With work scarce in Oshawa due to a temporary plant shutdown, John settled first in Hamilton, Ontario, joining the pipe band of the Argyll & Sutherland Highlanders under Pipe Major J. K. Carins. Cairns retired the next year, and Wilson was named Pipe Major. After an eventful trip to Scotland in 1951, John decided pipe majoring was not for him and he left the band and moved with Margaret to Toronto.

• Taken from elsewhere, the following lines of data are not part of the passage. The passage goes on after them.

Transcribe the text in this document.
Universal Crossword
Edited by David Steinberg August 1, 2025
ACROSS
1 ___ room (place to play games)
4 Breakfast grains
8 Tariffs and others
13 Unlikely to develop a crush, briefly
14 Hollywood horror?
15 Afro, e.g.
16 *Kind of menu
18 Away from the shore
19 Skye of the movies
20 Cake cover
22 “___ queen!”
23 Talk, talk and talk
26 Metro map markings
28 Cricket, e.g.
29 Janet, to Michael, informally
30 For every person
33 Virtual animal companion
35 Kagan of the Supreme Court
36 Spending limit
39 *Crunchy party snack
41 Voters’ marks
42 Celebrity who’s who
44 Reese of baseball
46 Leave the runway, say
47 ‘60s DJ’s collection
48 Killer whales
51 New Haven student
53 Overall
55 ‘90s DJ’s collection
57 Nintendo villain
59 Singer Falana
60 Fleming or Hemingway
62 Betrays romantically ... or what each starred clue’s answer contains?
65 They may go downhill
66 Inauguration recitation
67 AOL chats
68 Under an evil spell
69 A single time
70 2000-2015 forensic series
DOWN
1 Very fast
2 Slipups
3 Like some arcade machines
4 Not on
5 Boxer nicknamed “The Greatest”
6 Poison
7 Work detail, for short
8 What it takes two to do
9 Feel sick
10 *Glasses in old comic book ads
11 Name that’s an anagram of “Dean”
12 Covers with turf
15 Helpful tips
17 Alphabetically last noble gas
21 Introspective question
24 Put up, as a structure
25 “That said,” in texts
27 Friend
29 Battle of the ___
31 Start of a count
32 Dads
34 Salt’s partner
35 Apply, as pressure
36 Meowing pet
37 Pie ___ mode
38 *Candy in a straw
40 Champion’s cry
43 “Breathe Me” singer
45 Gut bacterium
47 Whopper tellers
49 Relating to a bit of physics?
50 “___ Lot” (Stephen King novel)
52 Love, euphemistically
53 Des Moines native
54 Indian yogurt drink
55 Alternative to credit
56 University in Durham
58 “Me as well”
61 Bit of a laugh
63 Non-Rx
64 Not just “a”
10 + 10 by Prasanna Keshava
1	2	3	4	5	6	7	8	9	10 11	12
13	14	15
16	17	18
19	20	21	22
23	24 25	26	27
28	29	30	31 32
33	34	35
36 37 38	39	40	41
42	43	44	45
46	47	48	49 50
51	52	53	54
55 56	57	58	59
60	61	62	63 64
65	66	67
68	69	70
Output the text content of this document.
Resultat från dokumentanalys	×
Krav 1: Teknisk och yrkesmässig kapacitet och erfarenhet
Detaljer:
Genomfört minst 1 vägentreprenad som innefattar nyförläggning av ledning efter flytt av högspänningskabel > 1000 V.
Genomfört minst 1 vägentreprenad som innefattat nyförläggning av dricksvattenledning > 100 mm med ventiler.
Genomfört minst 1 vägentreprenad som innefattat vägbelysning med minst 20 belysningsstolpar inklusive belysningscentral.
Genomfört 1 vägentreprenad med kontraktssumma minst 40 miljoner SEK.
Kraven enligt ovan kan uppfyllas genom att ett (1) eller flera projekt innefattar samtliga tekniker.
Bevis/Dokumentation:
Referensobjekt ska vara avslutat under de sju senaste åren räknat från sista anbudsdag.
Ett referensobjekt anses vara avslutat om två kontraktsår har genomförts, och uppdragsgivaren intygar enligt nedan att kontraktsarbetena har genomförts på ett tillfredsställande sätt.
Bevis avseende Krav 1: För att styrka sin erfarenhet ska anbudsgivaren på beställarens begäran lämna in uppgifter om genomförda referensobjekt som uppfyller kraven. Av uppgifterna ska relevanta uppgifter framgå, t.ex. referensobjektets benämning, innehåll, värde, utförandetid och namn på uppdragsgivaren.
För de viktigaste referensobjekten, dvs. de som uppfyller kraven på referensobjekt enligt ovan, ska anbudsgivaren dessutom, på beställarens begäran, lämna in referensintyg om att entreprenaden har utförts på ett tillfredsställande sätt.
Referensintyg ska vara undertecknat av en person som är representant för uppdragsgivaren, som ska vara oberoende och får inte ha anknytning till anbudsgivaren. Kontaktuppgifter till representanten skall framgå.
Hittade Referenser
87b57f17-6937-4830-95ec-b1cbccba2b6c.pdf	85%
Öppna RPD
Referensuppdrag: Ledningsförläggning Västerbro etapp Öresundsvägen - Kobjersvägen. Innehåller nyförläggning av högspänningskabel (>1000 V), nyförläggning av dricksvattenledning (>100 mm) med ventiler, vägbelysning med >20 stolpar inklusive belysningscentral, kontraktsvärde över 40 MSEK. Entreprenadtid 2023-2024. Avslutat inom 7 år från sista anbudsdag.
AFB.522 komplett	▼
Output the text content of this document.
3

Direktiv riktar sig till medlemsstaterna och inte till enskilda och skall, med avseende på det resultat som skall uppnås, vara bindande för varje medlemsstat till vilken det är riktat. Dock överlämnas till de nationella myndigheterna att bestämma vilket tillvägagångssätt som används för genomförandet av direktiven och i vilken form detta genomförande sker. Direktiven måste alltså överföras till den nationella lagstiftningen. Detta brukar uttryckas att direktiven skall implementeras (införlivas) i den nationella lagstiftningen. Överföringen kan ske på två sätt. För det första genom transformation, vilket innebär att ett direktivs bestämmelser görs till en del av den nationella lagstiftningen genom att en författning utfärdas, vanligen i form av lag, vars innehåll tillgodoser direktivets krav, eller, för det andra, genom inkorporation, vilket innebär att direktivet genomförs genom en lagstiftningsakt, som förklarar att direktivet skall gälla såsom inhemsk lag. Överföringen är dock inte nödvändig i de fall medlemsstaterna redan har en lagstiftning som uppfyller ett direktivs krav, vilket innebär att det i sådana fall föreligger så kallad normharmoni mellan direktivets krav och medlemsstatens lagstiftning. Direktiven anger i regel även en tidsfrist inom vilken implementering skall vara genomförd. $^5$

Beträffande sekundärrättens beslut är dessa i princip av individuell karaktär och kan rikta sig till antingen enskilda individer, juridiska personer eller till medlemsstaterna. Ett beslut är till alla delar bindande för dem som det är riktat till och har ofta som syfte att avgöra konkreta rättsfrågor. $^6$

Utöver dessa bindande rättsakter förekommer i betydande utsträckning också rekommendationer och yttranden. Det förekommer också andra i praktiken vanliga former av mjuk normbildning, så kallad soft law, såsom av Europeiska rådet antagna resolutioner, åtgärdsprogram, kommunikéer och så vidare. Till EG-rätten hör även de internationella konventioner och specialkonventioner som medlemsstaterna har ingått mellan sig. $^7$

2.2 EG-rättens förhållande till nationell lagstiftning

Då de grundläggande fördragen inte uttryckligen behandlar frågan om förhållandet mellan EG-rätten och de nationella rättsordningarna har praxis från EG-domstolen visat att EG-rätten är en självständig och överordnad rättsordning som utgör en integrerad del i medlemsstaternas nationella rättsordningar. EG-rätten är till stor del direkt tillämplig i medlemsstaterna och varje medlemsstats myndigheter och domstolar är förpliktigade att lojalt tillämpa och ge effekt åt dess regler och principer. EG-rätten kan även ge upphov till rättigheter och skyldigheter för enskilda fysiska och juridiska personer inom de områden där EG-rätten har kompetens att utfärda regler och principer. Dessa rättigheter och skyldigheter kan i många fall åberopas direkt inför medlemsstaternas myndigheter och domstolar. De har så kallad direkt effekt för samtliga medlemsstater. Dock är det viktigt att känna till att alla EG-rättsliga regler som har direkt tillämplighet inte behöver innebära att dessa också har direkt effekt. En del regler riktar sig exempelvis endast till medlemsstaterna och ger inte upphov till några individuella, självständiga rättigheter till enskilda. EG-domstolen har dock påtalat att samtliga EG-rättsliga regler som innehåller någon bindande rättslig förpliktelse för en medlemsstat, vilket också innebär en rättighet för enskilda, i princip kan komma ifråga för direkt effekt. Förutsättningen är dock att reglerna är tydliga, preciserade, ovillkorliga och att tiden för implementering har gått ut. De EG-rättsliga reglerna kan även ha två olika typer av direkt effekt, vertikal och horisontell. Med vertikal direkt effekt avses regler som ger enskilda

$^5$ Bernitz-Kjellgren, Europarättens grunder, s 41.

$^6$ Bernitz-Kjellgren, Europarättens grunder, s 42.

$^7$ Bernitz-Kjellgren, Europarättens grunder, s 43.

He had been competing at the Games since he arrived, and shortly after arriving in Toronto he began offering Saturday piping classes at Fort York Armoury. These lessons, along with private teaching in his home, would dramatically change the face of piping in Ontario over the next 25 years. Reay MacKay, Billy Gilmour, Bill Livingstone, Bob Worrall, Gail Brown, Michael Grey and many others – all owed much of their piping success to the rigorous teaching of John Wilson in Toronto. His exacting standards as a teacher and judge raised the level of technique and instruments in Ontario to unparalleled heights. It was without doubt due to the influence of John Wilson that Ontario pipers earned reputations in Scotland in the 1970s and 1980s for impeccable technique, flawless performances and strong, steady pipes.
 
During these years his health was an ongoing issue. He suffered a heart attack in 1955 and in 1963 cancer was discovered in his left lung and the lung was removed. Despite these difficulties he judged and taught relentlessly, and even returned to the Boards at the Brockville games in 1972 at the age of 66, earning seconds in the Strathspey and Reel and the Jig against the leading Ontario players of the time.
 
John Wilson cut a larger-than-life figure through all his days. His quick wit and unrelenting determination to say and stand up for what he thought did not endear him to all, but certainly earned him respect and a reputation for integrity given to few others.  He died from lung cancer in Toronto on November 6, 1979. He left his body to science and there was no memorial service.